The Mudcat Café TM
Thread #122842   Message #2768506
Posted By: GUEST,Patrick Hutchinson
18-Nov-09 - 12:52 PM
Thread Name: Liverpool Folk Club 1970
Subject: RE: Liverpool Folk Club 1970
You won't remember me as a performer--Frank McCall once described my singing as "a guitar solo with a slight buzz above it"--though I did sing with Helen Anderson and Dick Hebden for a bit doing 3-part stuff.
But all these names bring back memories, and I hesitate to ask, is so-and-so still with us.

Gron Humphreys dragged me over to Oily Joe's. He used to show up at Bob Buckle's club in Wallasey, and after the innumerable 12-year old girls singing The Boxer ("there were times I was so lonesome I took some comfort there"!), and Phil Guy singing John Denver, Gron would get up, looking like an archetypal dirty old man from Monty Python, and sing "Sheath and Knife" or some such, unaccompanied, then whip out his tin whistle and play a tune. Blew my mind.

And so to Oily Joe's I went, and frequented it for a few years. Barbara Bennion singing like an angel. Bernie Davis playing the 4-Poster Bed on his accordion, and doing the bow bounce bits with the air valve open and whacking the four corners of the box. Pete Rowley imitating Martin Carthy. Christy McHale singing the Death of Cathal Brugha (and then Christy McHale getting me stoned and introducing me to Willie Clancy and John Coltrane on the same night). Mary Black taking her turn like anyone else. Shay singing Lord Gregory. Frank McCall singing Saucy Sailor and I Wish There Were No Prison. Les Trenery singing Searching for Lambs. Davy Brennan singing When A Man's in Love (and auditioning for the Chieftains). Bruce Scott singing The Herring Song. Alan MacMahon singing the Haughs of Cromdale.

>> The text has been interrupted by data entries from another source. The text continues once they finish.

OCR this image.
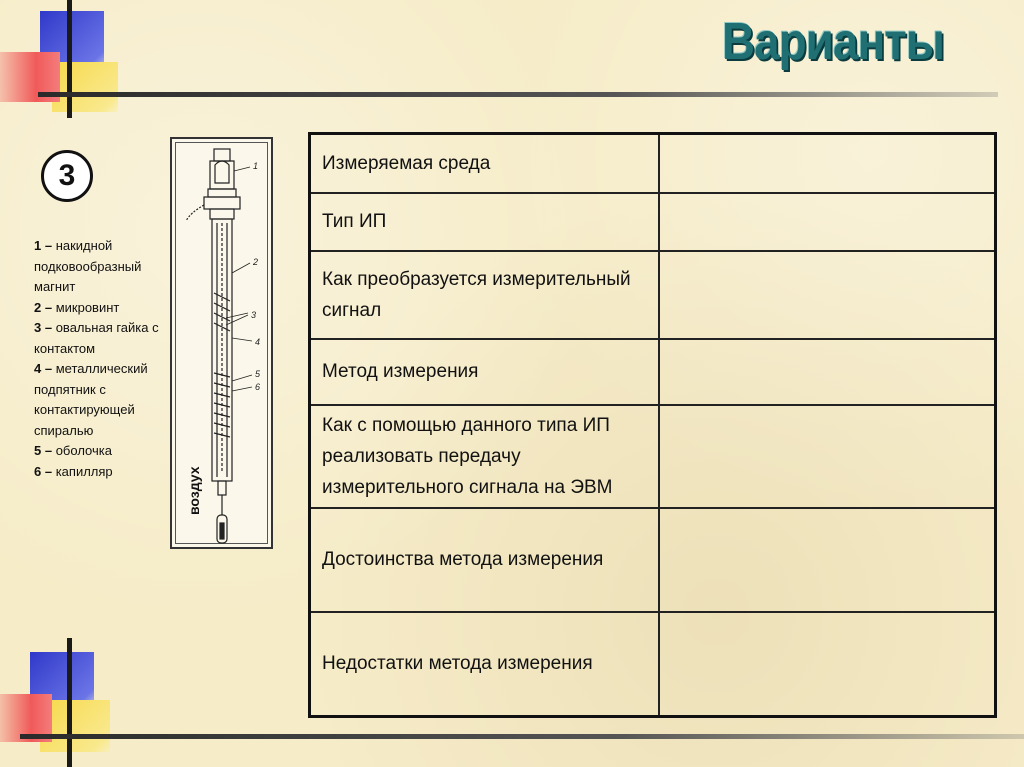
Варианты
3
1 – накидной подковообразный магнит
2 – микровинт
3 – овальная гайка с контактом
4 – металлический подпятник с контактирующей спиралью
5 – оболочка
6 – капилляр
1
2
3
4
5
6
воздух
Измеряемая среда	
Тип ИП	
Как преобразуется измерительный сигнал	
Метод измерения	
Как с помощью данного типа ИП реализовать передачу измерительного сигнала на ЭВМ	
Достоинства метода измерения	
Недостатки метода измерения	
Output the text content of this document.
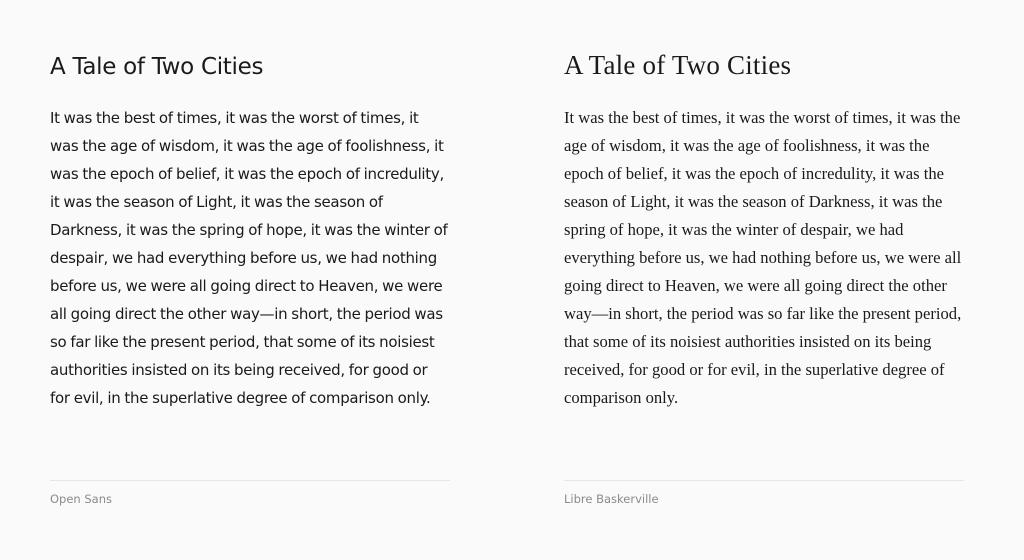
A Tale of Two Cities

It was the best of times, it was the worst of times, it was the age of wisdom, it was the age of foolishness, it was the epoch of belief, it was the epoch of incredulity, it was the season of Light, it was the season of Darkness, it was the spring of hope, it was the winter of despair, we had everything before us, we had nothing before us, we were all going direct to Heaven, we were all going direct the other way—in short, the period was so far like the present period, that some of its noisiest authorities insisted on its being received, for good or for evil, in the superlative degree of comparison only.

A Tale of Two Cities

It was the best of times, it was the worst of times, it was the age of wisdom, it was the age of foolishness, it was the epoch of belief, it was the epoch of incredulity, it was the season of Light, it was the season of Darkness, it was the spring of hope, it was the winter of despair, we had everything before us, we had nothing before us, we were all going direct to Heaven, we were all going direct the other way—in short, the period was so far like the present period, that some of its noisiest authorities insisted on its being received, for good or for evil, in the superlative degree of comparison only.

Open Sans	Libre Baskerville
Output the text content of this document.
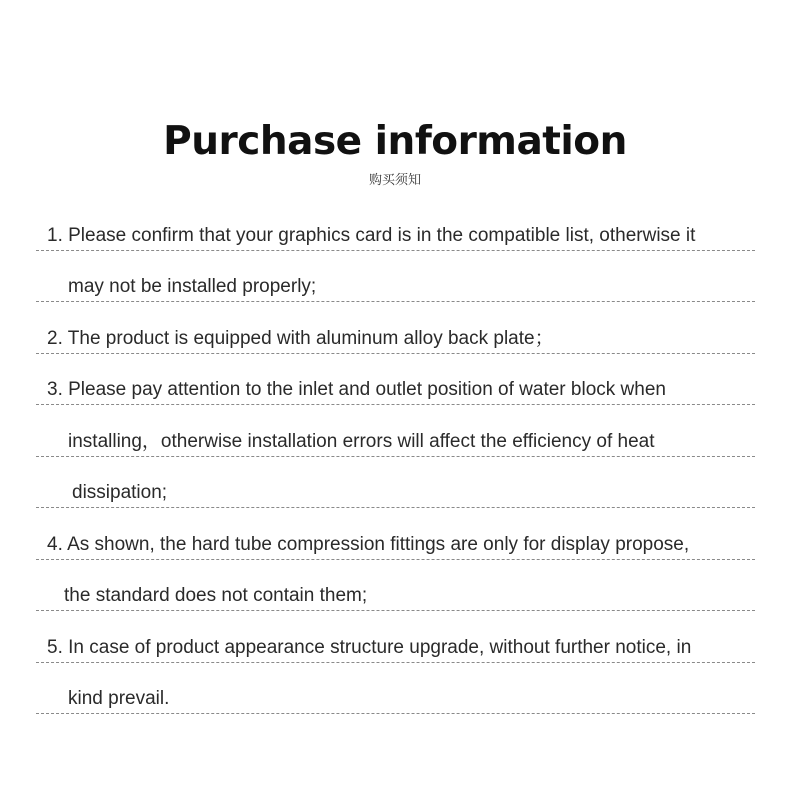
Purchase information
购买须知
1. Please confirm that your graphics card is in the compatible list, otherwise it
may not be installed properly;
2. The product is equipped with aluminum alloy back plate；
3. Please pay attention to the inlet and outlet position of water block when
installing，otherwise installation errors will affect the efficiency of heat
dissipation;
4. As shown, the hard tube compression fittings are only for display propose,
the standard does not contain them;
5. In case of product appearance structure upgrade, without further notice, in
kind prevail.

At Gregson's Well I remember the first time Clive showed up with a trap set instead of a bodhran with Jack Ketch, backing Queen of the Gypsies (?). Worse reaction than Dylan going electric as I recall.

The session at Ye Cracke was wonderful. Chris Ormston was at college in Liverpool, so he would show up and play (I asked him a year or two back if he remembered playing Rusty Gully with a long-haired fingerpicking guitarist in the Cracke in 1978 or so. "I don't remember the Seventies" he said). Mick Coyne of course, the first piper I saw up close. I remember him at one session, I think at Shay's, sitting on the bed fiddling with his reeds while the music roared. "Why doesn't he just play?" I thought. After 25 years playing the uilleann pipes I now know the answer!

Someone mentioned Martin Dunne. Anyone remember when Tony Rosney (is he still with us?) organized a set of non-Irish music for Gregson's Well? I played Lochaber No More on guitar with Martin on flute. Lovely man.

News of any of the above welcome. All the best.